THE NEW VOLATILITY
If you are a self-directed investor I’m wondering whether the stock market makes you nervous? It should.
Bear markets, which are natural corrective phases, are getting worse. The last two averaged a 53% decline, which was 35% worse than the average bear market since 1960. While the recoveries have been generous, to say the least, most Self-Directed investors are not mentally or emotionally prepared for the New Volatility. And it’s only likely to get worse. The largest 1-day down draft ever in the Dow Jones Industrials (more than 1000 points) occurred in August 2015. This chart of the Dow Jones Industrials since 1928 illustrates what I’m talking about.
Today’s markets are more volatile because machines (algorithms) dominate order flow. Each year, the majority of math Ph.D.s are recruited by Wall Street. The machines they program operate algorithmically, that is, with pre-programmed rules. They have no discretion. They buy and sell autonomously and without hesitation.

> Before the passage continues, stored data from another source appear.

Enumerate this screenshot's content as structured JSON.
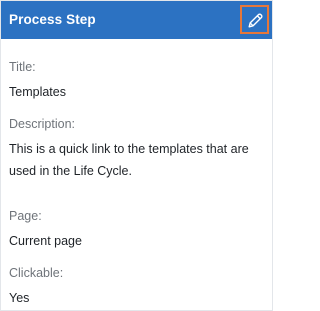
{
  "header": {
    "title": "Process Step",
    "edit_icon": "pencil-icon",
    "colors": {
      "header_bg": "#2c72c2",
      "edit_border": "#e6773a"
    }
  },
  "fields": {
    "title": {
      "label": "Title:",
      "value": "Templates"
    },
    "description": {
      "label": "Description:",
      "value": "This is a quick link to the templates that are used in the Life Cycle."
    },
    "page": {
      "label": "Page:",
      "value": "Current page"
    },
    "clickable": {
      "label": "Clickable:",
      "value": "Yes"
    }
  }
}
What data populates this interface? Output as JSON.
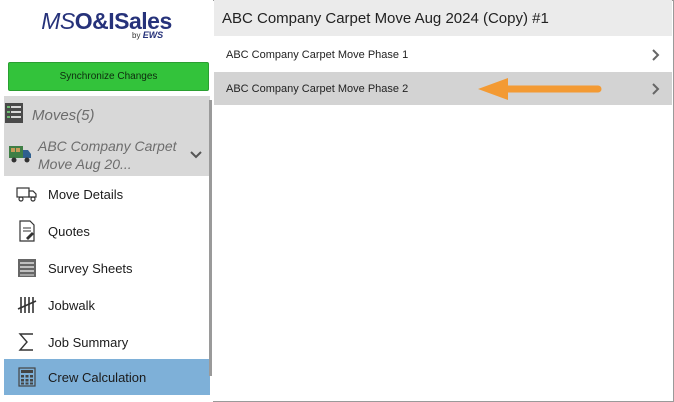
{
  "app": {
    "logo_ms": "MS",
    "logo_oi": "O&I",
    "logo_sales": "Sales",
    "logo_by": "by",
    "logo_ews": "EWS"
  },
  "sidebar": {
    "sync_label": "Synchronize Changes",
    "moves_label": "Moves(5)",
    "current_move": "ABC Company Carpet Move Aug 20...",
    "items": [
      {
        "label": "Move Details",
        "icon": "truck-icon"
      },
      {
        "label": "Quotes",
        "icon": "document-pen-icon"
      },
      {
        "label": "Survey Sheets",
        "icon": "list-sheet-icon"
      },
      {
        "label": "Jobwalk",
        "icon": "tally-icon"
      },
      {
        "label": "Job Summary",
        "icon": "sigma-icon"
      },
      {
        "label": "Crew Calculation",
        "icon": "calculator-icon",
        "active": true
      }
    ]
  },
  "main": {
    "title": "ABC Company Carpet Move Aug 2024 (Copy) #1",
    "rows": [
      {
        "label": "ABC Company Carpet Move Phase 1"
      },
      {
        "label": "ABC Company Carpet Move Phase 2",
        "selected": true
      }
    ]
  },
  "colors": {
    "sync_green": "#33c33b",
    "active_blue": "#7eb0d8",
    "arrow_orange": "#f39a33",
    "logo_navy": "#26327a"
  }
}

The global network of high-speed computers and fiber optic pipes providing instant access to information exacerbates a natural market phenomena called ‘herding.’ Herding occurs when buying and selling is motivated by sheer momentum. Today, the size of the herd has expanded… it’s global, which means the capital flow per unit of time is many times larger than in the pokey 20th century.

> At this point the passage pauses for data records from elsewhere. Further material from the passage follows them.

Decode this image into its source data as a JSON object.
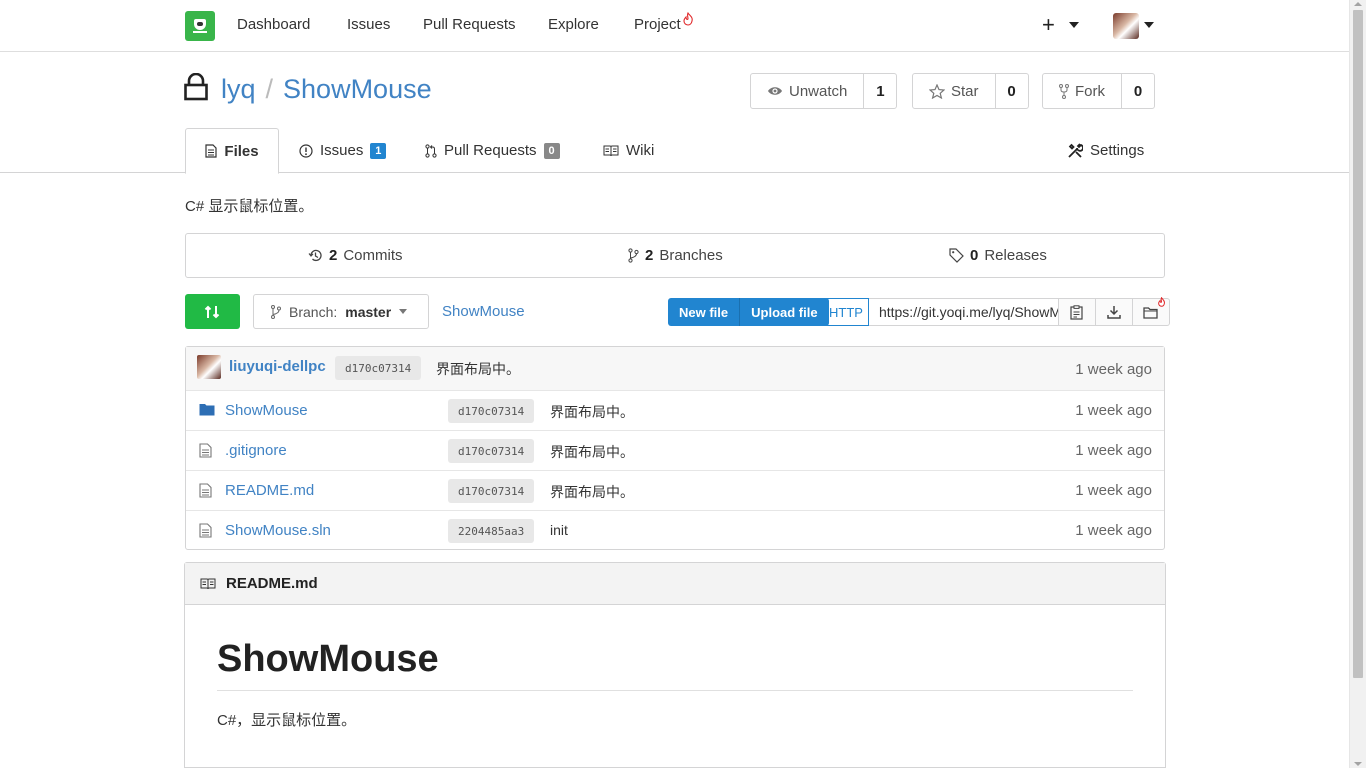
{
  "nav": {
    "items": [
      "Dashboard",
      "Issues",
      "Pull Requests",
      "Explore",
      "Project"
    ],
    "plus": "+"
  },
  "repo": {
    "owner": "lyq",
    "separator": "/",
    "name": "ShowMouse",
    "description": "C# 显示鼠标位置。"
  },
  "actions": {
    "unwatch_label": "Unwatch",
    "unwatch_count": "1",
    "star_label": "Star",
    "star_count": "0",
    "fork_label": "Fork",
    "fork_count": "0"
  },
  "tabs": {
    "files": "Files",
    "issues": "Issues",
    "issues_count": "1",
    "pulls": "Pull Requests",
    "pulls_count": "0",
    "wiki": "Wiki",
    "settings": "Settings"
  },
  "stats": {
    "commits_count": "2",
    "commits_label": "Commits",
    "branches_count": "2",
    "branches_label": "Branches",
    "releases_count": "0",
    "releases_label": "Releases"
  },
  "toolbar": {
    "branch_prefix": "Branch:",
    "branch_name": "master",
    "path": "ShowMouse",
    "new_file": "New file",
    "upload_file": "Upload file",
    "protocol": "HTTP",
    "clone_url": "https://git.yoqi.me/lyq/ShowMouse.git"
  },
  "latest_commit": {
    "author": "liuyuqi-dellpc",
    "sha": "d170c07314",
    "message": "界面布局中。",
    "time": "1 week ago"
  },
  "files": [
    {
      "name": "ShowMouse",
      "type": "folder",
      "sha": "d170c07314",
      "message": "界面布局中。",
      "time": "1 week ago"
    },
    {
      "name": ".gitignore",
      "type": "file",
      "sha": "d170c07314",
      "message": "界面布局中。",
      "time": "1 week ago"
    },
    {
      "name": "README.md",
      "type": "file",
      "sha": "d170c07314",
      "message": "界面布局中。",
      "time": "1 week ago"
    },
    {
      "name": "ShowMouse.sln",
      "type": "file",
      "sha": "2204485aa3",
      "message": "init",
      "time": "1 week ago"
    }
  ],
  "readme": {
    "filename": "README.md",
    "heading": "ShowMouse",
    "body": "C#，显示鼠标位置。"
  },
  "colors": {
    "link": "#4183c4",
    "green": "#21ba45",
    "blue": "#2185d0",
    "logo": "#39b54a"
  }
}
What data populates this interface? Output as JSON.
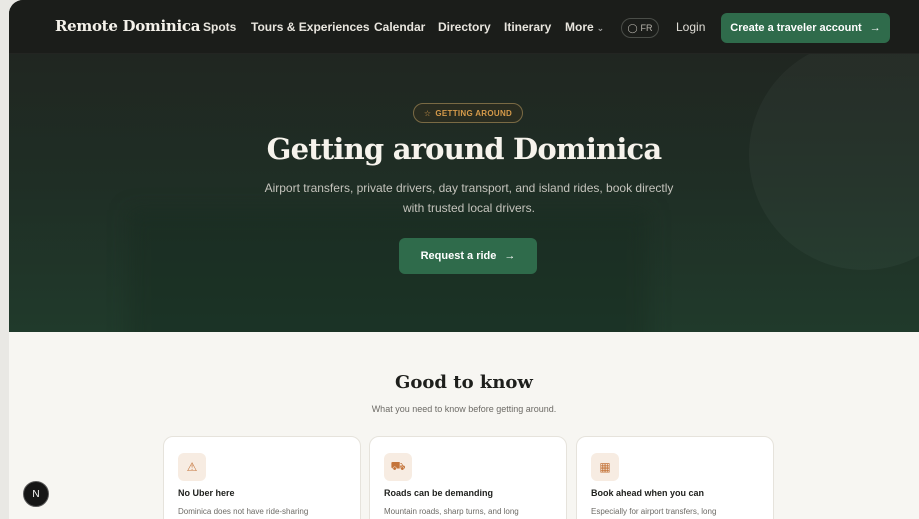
{
  "nav": {
    "brand": "Remote Dominica",
    "links": [
      "Spots",
      "Tours & Experiences",
      "Calendar",
      "Directory",
      "Itinerary"
    ],
    "more_label": "More",
    "lang_label": "FR",
    "login_label": "Login",
    "cta_label": "Create a traveler account"
  },
  "hero": {
    "pill_label": "GETTING AROUND",
    "title": "Getting around Dominica",
    "subtitle": "Airport transfers, private drivers, day transport, and island rides, book directly with trusted local drivers.",
    "cta_label": "Request a ride"
  },
  "good_to_know": {
    "title": "Good to know",
    "subtitle": "What you need to know before getting around.",
    "cards": [
      {
        "icon": "warning-icon",
        "title": "No Uber here",
        "text": "Dominica does not have ride-sharing"
      },
      {
        "icon": "car-icon",
        "title": "Roads can be demanding",
        "text": "Mountain roads, sharp turns, and long"
      },
      {
        "icon": "calendar-icon",
        "title": "Book ahead when you can",
        "text": "Especially for airport transfers, long"
      }
    ]
  },
  "dev_badge": "N",
  "colors": {
    "accent": "#2f6b4b",
    "hero_bg": "#1f2e25",
    "pill_text": "#d59a4a"
  }
}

Herding is a follow-the-leader phenomenon. It’s a boon during bull phases, because it sustains the uptrend. But when the music stops, herding works against Mom and Pop investors who are trying to manage their own savings and retirement accounts. Sudden bursts of volatility from 10,000 machines selling all at once inspire fear in most people. In practical terms, therefore, the New Volatility means that Wall Street has become more adept at shaking out the little guy.
To keep abreast of the changes, the self-directed investor/trader of today needs to be more nimble and more disciplined. Studies show that men in particular tend to overtrade, take excessive risks, buy high and sell low. And the behavior gets worse under pressure. The solution is to adopt a more objective (algorithmic) approach to entries and exists, risk and reward because algorithms virtually eliminate subjectivity and emotion from trading.